Today, Swanson is mostly retired from farming, though he still helps with the annual harvest, driving one of the trucks to haul the grain. His love for roping hasn’t waned, though he doesn’t get to practice at home as much as he’d like.

“At the Senior Pro Rodeos, they usually use cross-bred calves with some Jersey. They’re old man friendly,” he joked. “Those are hard to find in my part of the country. Those beef calves are a little hard on me.”

For horsepower, he borrows one from his son, a 17-year old gelding called Woody.
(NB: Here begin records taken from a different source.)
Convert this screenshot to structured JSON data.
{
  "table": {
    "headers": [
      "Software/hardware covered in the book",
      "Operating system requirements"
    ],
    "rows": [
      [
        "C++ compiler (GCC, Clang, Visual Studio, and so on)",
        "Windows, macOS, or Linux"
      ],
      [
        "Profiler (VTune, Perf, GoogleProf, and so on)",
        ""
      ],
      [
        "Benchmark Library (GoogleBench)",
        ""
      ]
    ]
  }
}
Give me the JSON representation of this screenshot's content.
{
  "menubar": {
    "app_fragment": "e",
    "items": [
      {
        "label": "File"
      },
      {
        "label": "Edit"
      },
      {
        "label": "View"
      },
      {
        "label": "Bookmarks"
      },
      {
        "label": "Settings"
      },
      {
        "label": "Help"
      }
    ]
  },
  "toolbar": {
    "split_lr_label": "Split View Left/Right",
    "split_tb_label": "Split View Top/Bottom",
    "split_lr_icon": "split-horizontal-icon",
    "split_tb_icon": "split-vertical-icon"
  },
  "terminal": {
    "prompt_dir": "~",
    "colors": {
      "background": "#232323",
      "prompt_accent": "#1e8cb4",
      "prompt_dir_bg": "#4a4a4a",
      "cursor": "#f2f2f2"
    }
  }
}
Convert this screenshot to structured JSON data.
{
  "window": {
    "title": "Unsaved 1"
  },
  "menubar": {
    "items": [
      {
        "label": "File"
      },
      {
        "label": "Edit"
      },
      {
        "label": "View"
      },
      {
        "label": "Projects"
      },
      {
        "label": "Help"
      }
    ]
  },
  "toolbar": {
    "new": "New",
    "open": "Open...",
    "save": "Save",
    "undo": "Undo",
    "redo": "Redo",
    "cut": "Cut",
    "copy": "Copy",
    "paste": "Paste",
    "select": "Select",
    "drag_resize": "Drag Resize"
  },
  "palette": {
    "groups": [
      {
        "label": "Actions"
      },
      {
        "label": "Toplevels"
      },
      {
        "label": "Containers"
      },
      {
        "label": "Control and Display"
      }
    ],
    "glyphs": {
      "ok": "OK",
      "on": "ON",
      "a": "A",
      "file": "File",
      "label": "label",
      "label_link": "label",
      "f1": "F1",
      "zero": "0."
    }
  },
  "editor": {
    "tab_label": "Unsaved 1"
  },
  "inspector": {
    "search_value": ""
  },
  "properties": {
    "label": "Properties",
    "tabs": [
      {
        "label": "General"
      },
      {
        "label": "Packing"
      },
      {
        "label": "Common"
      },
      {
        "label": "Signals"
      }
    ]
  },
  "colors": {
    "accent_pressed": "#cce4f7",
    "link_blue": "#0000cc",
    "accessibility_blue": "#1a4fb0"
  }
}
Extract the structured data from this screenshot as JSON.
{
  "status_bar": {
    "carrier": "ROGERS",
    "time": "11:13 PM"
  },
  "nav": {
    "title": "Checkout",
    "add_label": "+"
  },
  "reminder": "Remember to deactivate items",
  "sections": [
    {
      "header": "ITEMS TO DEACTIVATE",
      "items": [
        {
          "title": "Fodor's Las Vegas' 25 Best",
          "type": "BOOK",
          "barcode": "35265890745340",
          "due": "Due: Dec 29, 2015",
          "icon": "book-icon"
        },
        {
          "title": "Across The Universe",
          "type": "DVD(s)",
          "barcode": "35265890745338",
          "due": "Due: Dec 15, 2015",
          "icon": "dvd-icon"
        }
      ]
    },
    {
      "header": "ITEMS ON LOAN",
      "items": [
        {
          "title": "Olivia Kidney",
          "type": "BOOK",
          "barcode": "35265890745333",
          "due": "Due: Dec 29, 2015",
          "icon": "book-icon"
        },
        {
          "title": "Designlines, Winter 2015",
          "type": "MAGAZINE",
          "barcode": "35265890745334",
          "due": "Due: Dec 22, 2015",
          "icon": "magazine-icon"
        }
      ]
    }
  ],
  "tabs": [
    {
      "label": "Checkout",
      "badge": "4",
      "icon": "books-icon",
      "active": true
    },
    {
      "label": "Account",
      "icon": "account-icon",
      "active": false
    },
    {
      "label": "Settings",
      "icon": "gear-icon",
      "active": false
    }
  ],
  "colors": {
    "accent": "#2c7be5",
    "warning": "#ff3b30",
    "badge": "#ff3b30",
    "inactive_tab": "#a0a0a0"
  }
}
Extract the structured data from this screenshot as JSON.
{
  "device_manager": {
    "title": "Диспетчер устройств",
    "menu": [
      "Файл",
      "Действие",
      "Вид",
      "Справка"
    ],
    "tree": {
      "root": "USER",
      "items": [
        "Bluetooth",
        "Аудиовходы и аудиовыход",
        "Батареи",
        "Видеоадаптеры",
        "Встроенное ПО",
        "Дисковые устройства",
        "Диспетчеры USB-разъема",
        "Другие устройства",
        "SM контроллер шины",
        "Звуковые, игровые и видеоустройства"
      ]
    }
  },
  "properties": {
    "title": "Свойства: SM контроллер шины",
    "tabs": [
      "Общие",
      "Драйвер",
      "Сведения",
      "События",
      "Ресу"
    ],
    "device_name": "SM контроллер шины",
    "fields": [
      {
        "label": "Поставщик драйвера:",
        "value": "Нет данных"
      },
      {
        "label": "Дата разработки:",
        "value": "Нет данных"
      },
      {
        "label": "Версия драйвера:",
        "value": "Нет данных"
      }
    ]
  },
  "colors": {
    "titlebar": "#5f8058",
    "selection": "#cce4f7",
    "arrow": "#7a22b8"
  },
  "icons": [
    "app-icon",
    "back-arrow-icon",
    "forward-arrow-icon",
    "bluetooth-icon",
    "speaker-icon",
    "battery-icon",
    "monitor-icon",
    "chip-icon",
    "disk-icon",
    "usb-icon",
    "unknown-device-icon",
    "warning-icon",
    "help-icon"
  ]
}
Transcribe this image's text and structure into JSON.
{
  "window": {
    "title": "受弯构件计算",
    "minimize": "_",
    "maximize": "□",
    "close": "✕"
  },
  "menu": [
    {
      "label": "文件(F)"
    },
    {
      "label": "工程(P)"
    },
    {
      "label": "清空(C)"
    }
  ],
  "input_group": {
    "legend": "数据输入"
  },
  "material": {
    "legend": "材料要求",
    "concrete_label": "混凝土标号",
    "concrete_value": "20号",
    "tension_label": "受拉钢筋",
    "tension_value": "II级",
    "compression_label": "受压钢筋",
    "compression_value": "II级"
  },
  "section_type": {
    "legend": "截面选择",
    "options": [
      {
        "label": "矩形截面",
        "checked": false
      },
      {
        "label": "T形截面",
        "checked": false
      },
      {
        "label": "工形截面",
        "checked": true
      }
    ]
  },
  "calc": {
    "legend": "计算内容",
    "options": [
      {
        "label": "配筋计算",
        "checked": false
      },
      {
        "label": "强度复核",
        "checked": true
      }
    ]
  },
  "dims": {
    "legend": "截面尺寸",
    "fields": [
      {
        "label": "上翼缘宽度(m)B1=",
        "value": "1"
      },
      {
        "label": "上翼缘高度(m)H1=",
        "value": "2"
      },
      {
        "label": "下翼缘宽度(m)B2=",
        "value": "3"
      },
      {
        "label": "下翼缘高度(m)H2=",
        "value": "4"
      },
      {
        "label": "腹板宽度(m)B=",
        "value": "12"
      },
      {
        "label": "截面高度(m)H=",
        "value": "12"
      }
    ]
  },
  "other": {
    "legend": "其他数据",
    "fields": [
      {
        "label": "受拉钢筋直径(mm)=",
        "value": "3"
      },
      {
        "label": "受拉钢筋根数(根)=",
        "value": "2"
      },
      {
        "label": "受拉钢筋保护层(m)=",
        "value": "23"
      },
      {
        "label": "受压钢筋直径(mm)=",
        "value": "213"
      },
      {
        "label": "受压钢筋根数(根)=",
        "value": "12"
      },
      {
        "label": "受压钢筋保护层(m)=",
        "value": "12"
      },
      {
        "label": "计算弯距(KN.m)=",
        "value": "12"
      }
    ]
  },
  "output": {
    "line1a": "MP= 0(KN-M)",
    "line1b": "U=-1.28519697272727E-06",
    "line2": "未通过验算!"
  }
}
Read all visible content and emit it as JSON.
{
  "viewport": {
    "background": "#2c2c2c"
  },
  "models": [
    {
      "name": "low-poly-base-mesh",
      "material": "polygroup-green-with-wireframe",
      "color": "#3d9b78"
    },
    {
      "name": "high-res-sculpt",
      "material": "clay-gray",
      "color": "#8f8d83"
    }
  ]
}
“I’m wasting a good horse, a younger and quicker guy ought to have him,” Swanson said with a good dose of self-deprecating humor. Like many of the horses he has owned over the years, Swanson bought Woody very young and handled the training himself.

“We never had a broke horse except for one we bought for my daughter for barrel racing,” he said. “And after she retired her, we raised six colts out of her.”

At his most recent NSPRA Finals, Swanson competed in the NSPRA’s “Super Senior” division, the 68+ tie-down roping and men’s breakaway, which is limiting only to those 65 and older. While he didn’t have the Finals he hoped for, he finished seventh in the tie-down roping.

Swanson perseverance to compete in the sport he loves provides inspiration—as evidenced by the widely shared photo of him roping in Buckeye this year, but he just sees it as something he likes to do and something at which he strives to continue to improve.

One added benefit of the NSPRA Finals’ location in Arizona was the chance to see old friends, probably one of Swanson’s favorite perks of his later in life rodeo career.

“I’ve met a lot of good people, made some dear friends,” Swanson said.